Just when you thought that the DSiWare service had nothing left to offer except some word puzzles and interactive children’s books, along comes Astro. It's quite clear that this is intended to pay homage to the Atari classic Asteroids in its design and gameplay, but it falls short of recapturing what continues to make the original a perennial favourite. This game provides proof that even coming from respectable lineage cannot save you from your own faults.
If there was an award given for the most hilariously generic sci-fi plot ever written, Astro may not be the winner but it would absolutely be nominated. Set in the 30th century, a fleet of evil space Pirates has decided to descend upon the human colonies for some reason or another. In their final hours, the humans realize that the only person skilled enough to pilot a ship and save humanity is a man - your faceless character - who has been in prison for many years for committing some presumably heinous crimes. You're then let out of prison, because trusting a known criminal is apparently the best we can do in the future, and the action begins.
Each stage takes place in a singular flat arena in which enemies approach from all sides.

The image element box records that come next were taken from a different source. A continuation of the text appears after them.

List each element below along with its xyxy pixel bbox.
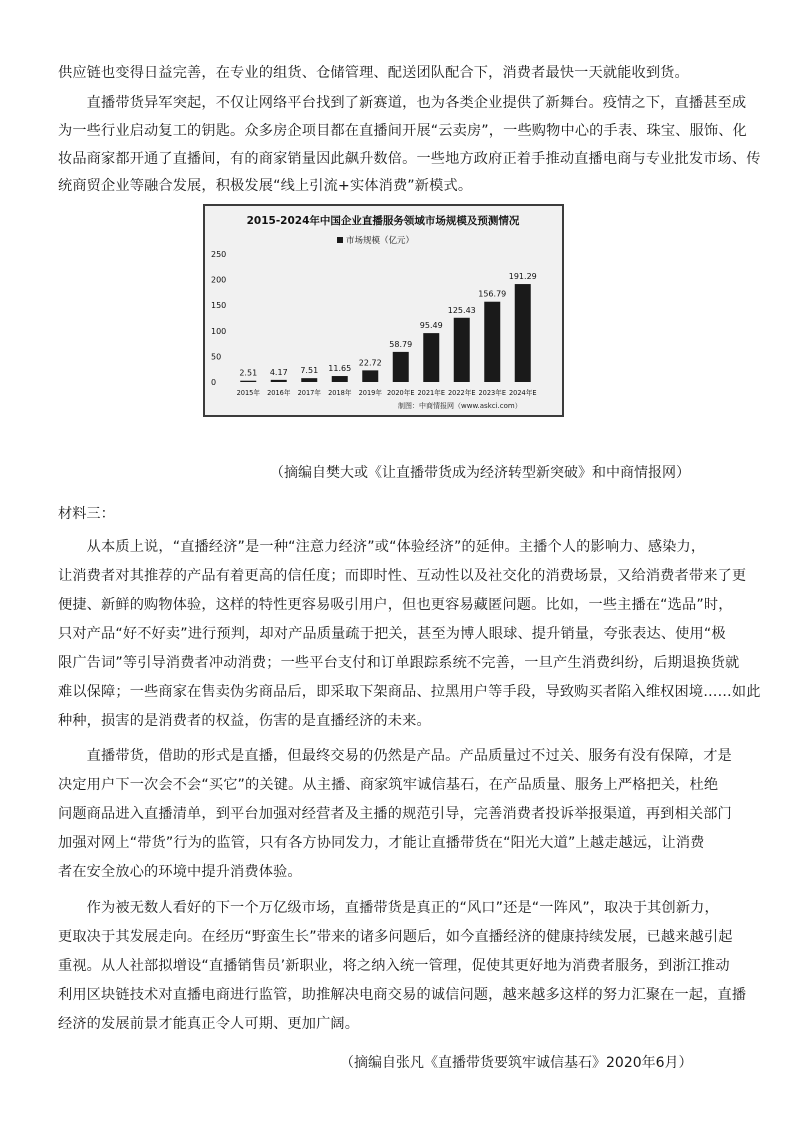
paragraph-line: 更取决于其发展走向。在经历“野蛮生长”带来的诸多问题后，如今直播经济的健康持续发展，已越来越引起	[58, 929, 733, 945]
bar-value-label: 22.72	[358, 358, 382, 368]
bar-value-label: 58.79	[389, 339, 413, 349]
chart-source: 制图：中商情报网（www.askci.com）	[398, 402, 522, 410]
y-tick-label: 50	[211, 352, 222, 362]
bar	[362, 370, 378, 382]
y-tick-label: 0	[211, 378, 217, 387]
bar-value-label: 191.29	[508, 272, 537, 282]
legend-swatch	[337, 237, 343, 243]
source-citation: （摘编自樊大或《让直播带货成为经济转型新突破》和中商情报网）	[270, 465, 690, 481]
x-tick-label: 2016年	[267, 389, 291, 397]
y-tick-label: 150	[211, 301, 227, 311]
paragraph-line: 限广告词”等引导消费者冲动消费；一些平台支付和订单跟踪系统不完善，一旦产生消费纠纷，后期退换货就	[58, 655, 740, 671]
bar	[301, 378, 317, 382]
x-tick-label: 2018年	[328, 389, 352, 397]
chart-title: 2015-2024年中国企业直播服务领域市场规模及预测情况	[246, 215, 520, 227]
paragraph-line: 直播带货异军突起，不仅让网络平台找到了新赛道，也为各类企业提供了新舞台。疫情之下，直播甚至成	[58, 95, 747, 111]
bar	[454, 318, 470, 382]
paragraph-line: 作为被无数人看好的下一个万亿级市场，直播带货是真正的“风口”还是“一阵风”，取决于其创新力，	[58, 900, 719, 916]
bar	[423, 333, 439, 382]
paragraph-line: 者在安全放心的环境中提升消费体验。	[58, 864, 302, 880]
bar	[515, 284, 531, 382]
bar	[484, 302, 500, 382]
bar	[240, 381, 256, 382]
market-size-chart	[203, 204, 564, 417]
x-tick-label: 2023年E	[478, 389, 507, 397]
bar-chart-svg	[205, 206, 562, 415]
x-tick-label: 2019年	[358, 389, 382, 397]
bar-value-label: 156.79	[478, 289, 507, 299]
paragraph-line: 统商贸企业等融合发展，积极发展“线上引流+实体消费”新模式。	[58, 178, 473, 194]
x-tick-label: 2015年	[236, 389, 260, 397]
paragraph-line: 直播带货，借助的形式是直播，但最终交易的仍然是产品。产品质量过不过关、服务有没有保障，才是	[58, 748, 732, 764]
x-tick-label: 2024年E	[508, 389, 537, 397]
paragraph-line: 利用区块链技术对直播电商进行监管，助推解决电商交易的诚信问题，越来越多这样的努力汇聚在一起，直播	[58, 987, 747, 1003]
paragraph-line: 从本质上说，“直播经济”是一种“注意力经济”或“体验经济”的延伸。主播个人的影响力、感染力，	[58, 539, 706, 555]
paragraph-line: 问题商品进入直播清单，到平台加强对经营者及主播的规范引导，完善消费者投诉举报渠道，再到相关部门	[58, 806, 732, 822]
y-tick-label: 250	[211, 250, 227, 259]
x-tick-label: 2020年E	[386, 389, 415, 397]
paragraph-line: 供应链也变得日益完善，在专业的组货、仓储管理、配送团队配合下，消费者最快一天就能收到货。	[58, 65, 689, 81]
paragraph-line: 经济的发展前景才能真正令人可期、更加广阔。	[58, 1016, 360, 1032]
paragraph-line: 为一些行业启动复工的钥匙。众多房企项目都在直播间开展“云卖房”，一些购物中心的手表、珠宝、服饰、化	[58, 123, 747, 139]
bar-value-label: 4.17	[269, 367, 288, 377]
bar-value-label: 11.65	[328, 364, 352, 374]
y-tick-label: 100	[211, 326, 227, 336]
x-tick-label: 2017年	[297, 389, 321, 397]
material-three-heading: 材料三：	[58, 506, 115, 522]
paragraph-line: 让消费者对其推荐的产品有着更高的信任度；而即时性、互动性以及社交化的消费场景，又给消费者带来了更	[58, 568, 747, 584]
paragraph-line: 只对产品“好不好卖”进行预判，却对产品质量疏于把关，甚至为博人眼球、提升销量，夸张表达、使用“极	[58, 626, 726, 642]
legend-label: 市场规模（亿元）	[346, 236, 415, 246]
paragraph-line: 重视。从人社部拟增设“直播销售员’新职业，将之纳入统一管理，促使其更好地为消费者服务，到浙江推动	[58, 958, 730, 974]
paragraph-line: 加强对网上“带货”行为的监管，只有各方协同发力，才能让直播带货在“阳光大道”上越走越远，让消费	[58, 835, 705, 851]
paragraph-line: 决定用户下一次会不会“买它”的关键。从主播、商家筑牢诚信基石，在产品质量、服务上严格把关，杜绝	[58, 777, 719, 793]
bar	[393, 352, 409, 382]
bar	[332, 376, 348, 382]
x-tick-label: 2022年E	[447, 389, 476, 397]
bar	[271, 380, 287, 382]
bar-value-label: 125.43	[447, 305, 476, 315]
x-tick-label: 2021年E	[417, 389, 446, 397]
bar-value-label: 2.51	[239, 368, 258, 378]
bar-value-label: 95.49	[419, 321, 443, 331]
source-citation: （摘编自张凡《直播带货要筑牢诚信基石》2020年6月）	[340, 1055, 693, 1071]
paragraph-line: 难以保障；一些商家在售卖伪劣商品后，即采取下架商品、拉黑用户等手段，导致购买者陷入维权困境……如此	[58, 684, 761, 700]
paragraph-line: 妆品商家都开通了直播间，有的商家销量因此飙升数倍。一些地方政府正着手推动直播电商与专业批发市场、传	[58, 151, 761, 167]
bar-value-label: 7.51	[300, 366, 319, 376]
y-tick-label: 200	[211, 275, 227, 285]
paragraph-line: 种种，损害的是消费者的权益，伤害的是直播经济的未来。	[58, 713, 431, 729]
paragraph-line: 便捷、新鲜的购物体验，这样的特性更容易吸引用户，但也更容易藏匿问题。比如，一些主播在“选品”时，	[58, 597, 733, 613]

You can navigate your ship freely around this area, and passing through one edge will spit you out on the opposite end of the screen and back into the fray. All of the campaign’s stages consist of taking out groups of enemy ships with some boss stages sprinkled in to add a little bit of variety to the mix. In essence, Astro is a twin stick shooter allowing you to control your ship's movement with the D-Pad and your angle of fire with the lettered buttons acting as a second D-Pad. As all of the game's action takes place on the console's lower screen, you also have the option of directing your fire with the touchscreen, a significantly more accurate way to aim.
Beyond the main campaign there is also a Survival mode. This is like the survival mode that can be found in almost any other game of this type in that it simply pits you against wave after wave of enemies until they finally get the better of you. There are separate local leaderboards for both Story and Survival modes, ensuring that keeping track of your records is made simple. The gameplay between the two modes doesn’t change at all, but if you’ve already made it through the campaign then Survival exists to potentially extend your playtime.
In terms of its gameplay, Astro functions just fine. The big problem here is that this is a very, very ugly game. In each stage, the backgrounds are static images that do nothing to enhance the experience and all of the character models look like hunks of loosely placed pixels. Combined, the whole thing is a grainy mess and it can be difficult to determine what is happening on screen. This problem is particularly prominent in the upgrades screen as nothing is labelled with words or identifiable symbols. Switching ships and upgrading weapons, a necessary and relatively complicated mechanic, is also never explained. Instead, it is up to the player to decipher what each rough image means and how it affects their ship. This game looks so bad that not only does it detract from the presentation, but it also hinders gameplay on the whole.
The soundtrack is just as bad as the visuals, consisting of several repetitive MIDI tracks, but it somehow works. The music is by no means good, but it fits with the cheesy sci-fi aesthetic that Astro so desperately wants to achieve, not to its own detriment. Whether or not this soundtrack was intended to be the tongue-in-cheek masterpiece that it ended being is unclear, but it somehow stumbles towards being the most adequate aspect of the entire package.
Astro is exactly the type of game that has the best of intentions, but something went wrong in the development process. The gameplay is reminiscent of arcade classic Asteroids and it plays well, but the visuals are so muddy and mangled that the menus and equipment screens are undecipherable. Add a profoundly generic story into the mix and you’ve really got a disastrous blend on your hands. Steadfast fans of classic arcade titles might find some enjoyment in the traditional action, but the rest of the package is nothing but a disappointment.